In an even more egregious move, the movie drops the Christian mythology we were expecting from the quote from Romans and random talk about Noah’s ark, along with the religious cult hiding in the shadows which controls the corporation (as far as I can tell, they are never mentioned after the first ten minutes). This is exchanged for the story of Sleeping Beauty. Now, I may be biased because of the Disney movie, but Sleeping Beauty is one of the most boring folktales ever told. And they start off with Christian mythology and crazy evil cults and drop it for this. Disappointing, to say the least.
King of Thorn also did a very poor job at explaining the plot. This may have just been me (the attention I paid to the movie decreased exponentially over time as my interest waned) but by the end of the movie I was even more confused than I was at the beginning. A good mystery should reveal the answers to previous questions as it asks new ones. This movie asks new questions as it forgets about the old ones. By the end of the movie I barely had any idea what was happening anymore. And not in a good, mindfuck kind of way. In a “they fail at explaining” kind of way. I didn’t even realize that the main character and the person who came to the cyrogenic freezing center with her at the beginning were twins until halfway through the movie. And I’m pretty sure this wasn’t supposed to be one of the “twists.”
Looking on the positive side, one of the bright points was the musical soundtrack. All 30 seconds of it. By the twentieth time through I had had about enough. As for the characters – they weren’t interesting at all because all of their actions were reactive. The entire movie was them running away. What will we do next? Uh oh, monsters. Run! More monsters?! Run! The castle is flooding? Run! This is most of the plot.
- Plot / Script – 4 / 10 – Horrible / no resolution, forgotten questions, unfulfilled premise.
- Characters – 4 / 10 – The characters’ entire personalities were merely occupational. Mother. Soldier. Mad scientist. Ex-KGB. RPG player. Police officer.
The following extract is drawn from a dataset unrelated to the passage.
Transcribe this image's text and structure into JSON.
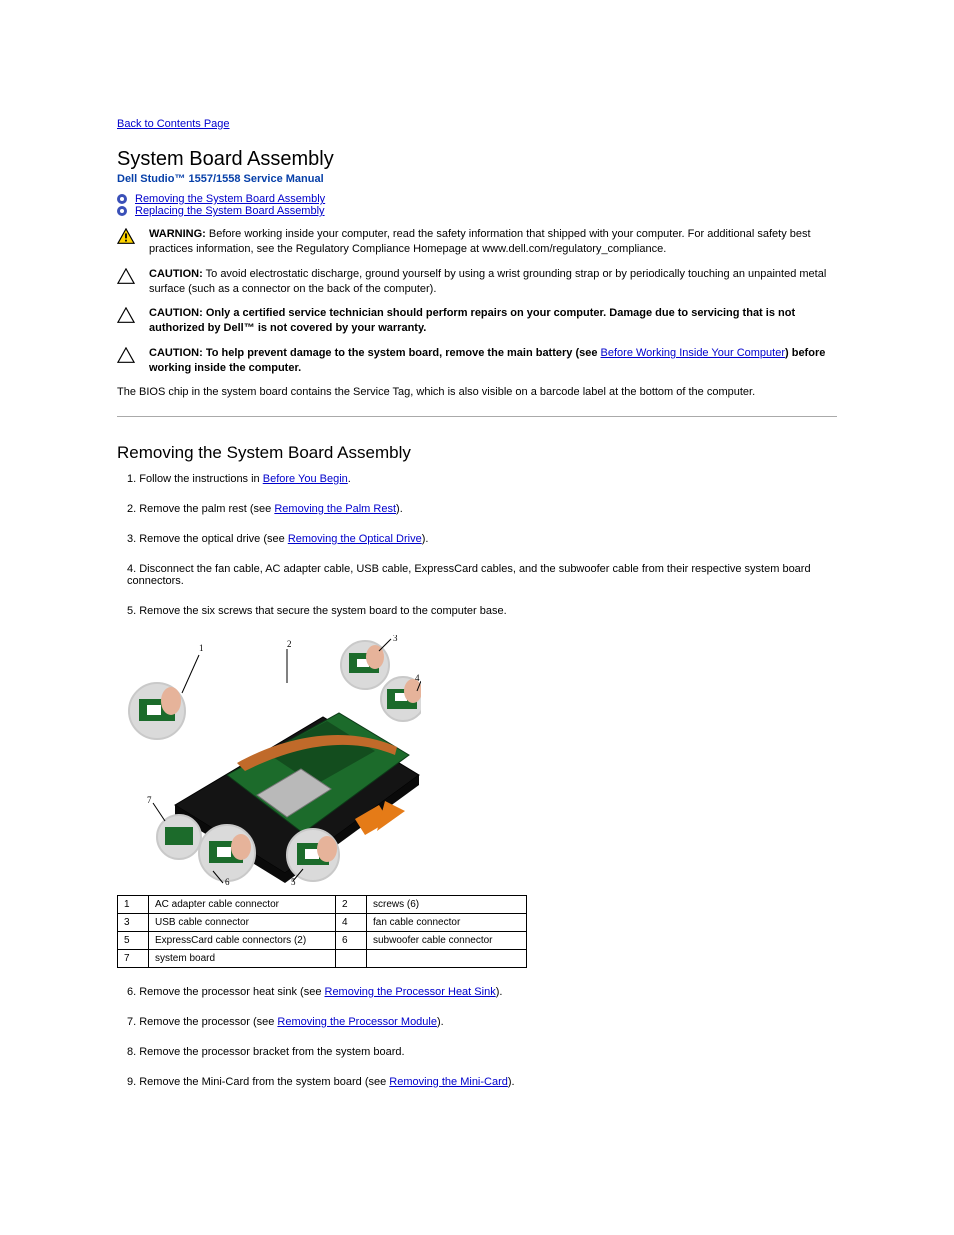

None of the characters really took any steps outside their assigned role, with the possible exception of the main character.
- Production – 7 / 10 – It did look nice, I’ll give them that, but work a bit harder on the music, ok?
- Overall – F
How it would be Worse Better under Director Draggle – Maybe try doing something with the premise involving cyrogenic sleep instead of forgetting about it after ten minutes. Try something involving the characters performing some activity other than running away from monsters. Make the plot at least mildly coherent. But seriously, I would just pretend this never happened.
Recommendations – Princess Tutu (any arbitrary episode tells a better fairy tale than this), Shangri-la (for same kind of sci-fi / overrun cityscape setting)
I agree with this review 100%. I’m glad someone was confused as I was. I just finished watching the movie at 5 in the morning, and have spent the last 30 minutes looking for a good summary as to what happened.
This next part may ruin the movie for those who haven’t seen it.
So, I gather that towards the very end it showed her sister fell off the cliff and was hurt. So did the main character pose as the sick sister? Is there still the Medusa disease out there? There are so many questions that were either left unanswered for me, or I just skipped through and missed..
If you have any answers let me know =D
I watched this over a year ago, and barely remember what happened any more, unfortunately. I don’t think I would have known if I had watched it yesterday either though: this movie just makes no sense. I’d suggest picking whichever interpretation you like and going with it. 🙂
I’m going to pretend your review is a lie and that you meant to give this awesome pulpy madness a B. King of Thorn > Princess Tutu in my totally biased opinion.